I've been using the following kubernetes container to start troubleshoot the problem:
containers:
- name: test-img
image: test:0
command: [ "/bin/bash", "-c", "--" ]
args: [ "while true; do sleep 30; done;"]
(test being a simple ubuntu image or so) afterwards I exec into the pod and try to install any package using apt-get install, for example apt-get install -y wget, and I get the following output:
Err:1 http://deb.debian.org/debian bullseye/main amd64 libpsl5 amd64 0.21.0-1.2
Temporary failure resolving 'deb.debian.org'
Err:2 http://deb.debian.org/debian bullseye/main amd64 wget amd64 1.21-1+b1
Temporary failure resolving 'deb.debian.org'
Err:3 http://deb.debian.org/debian bullseye/main amd64 publicsuffix all 20210108.1309-1
Temporary failure resolving 'deb.debian.org'
E: Failed to fetch http://deb.debian.org/debian/pool/main/libp/libpsl/libpsl5_0.21.0-1.2_amd64.deb Temporary failure resolving 'deb.debian.org'
E: Failed to fetch http://deb.debian.org/debian/pool/main/w/wget/wget_1.21-1%2bb1_amd64.deb Temporary failure resolving 'deb.debian.org'
E: Failed to fetch http://deb.debian.org/debian/pool/main/p/publicsuffix/publicsuffix_20210108.1309-1_all.deb Temporary failure resolving 'deb.debian.org'
Note that as soon as I retry this in a non-GPU instance, it works perfectly.
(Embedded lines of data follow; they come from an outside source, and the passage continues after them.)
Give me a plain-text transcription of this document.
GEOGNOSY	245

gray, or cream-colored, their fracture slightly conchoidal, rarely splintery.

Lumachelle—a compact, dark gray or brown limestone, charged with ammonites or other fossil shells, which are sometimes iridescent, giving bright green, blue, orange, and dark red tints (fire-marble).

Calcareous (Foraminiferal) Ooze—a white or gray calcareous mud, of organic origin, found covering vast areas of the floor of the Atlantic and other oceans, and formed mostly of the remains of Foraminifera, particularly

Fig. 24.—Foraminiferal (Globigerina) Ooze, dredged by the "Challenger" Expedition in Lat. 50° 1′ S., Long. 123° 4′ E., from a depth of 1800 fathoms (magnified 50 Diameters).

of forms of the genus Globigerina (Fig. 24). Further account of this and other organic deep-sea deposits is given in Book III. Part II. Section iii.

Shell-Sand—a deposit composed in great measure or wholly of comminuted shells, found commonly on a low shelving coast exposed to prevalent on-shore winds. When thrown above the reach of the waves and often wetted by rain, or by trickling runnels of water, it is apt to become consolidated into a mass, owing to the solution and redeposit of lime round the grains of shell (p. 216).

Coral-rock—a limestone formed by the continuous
Same image, same yaml file, etc.
I feel like it's something with DNS discovery, what's surprising is that this bug happened one first time a few weeks ago and disappeared by itself. It's back now, didn't change anything to the config so far.
Note that the pod is of kind Job. Any help welcomed, been struggling with this for quite a while
Upvotes: 0
Views: 75
Reputation: 63
After some research, I found out that the GKE will automatically taint the GPU nodes, so other system pods like kube-dns
could not run on it. Therefore, you could either create a non-GPU node or remove the taint.
For more information: https://cloud.google.com/kubernetes-engine/docs/how-to/gpus#create
Upvotes: 0
Reputation: 56
I've managed to solve the issue, even though it's a very tricky solution. This bug only happens if I have GPU instances only. Adding one CPU instance as a e1 micro into the cluster solves the issue.
Could it be possible that GPU instances are on a specific VPN and only talk to the outside 'through' the cluster's cpu instances network ?
Upvotes: 1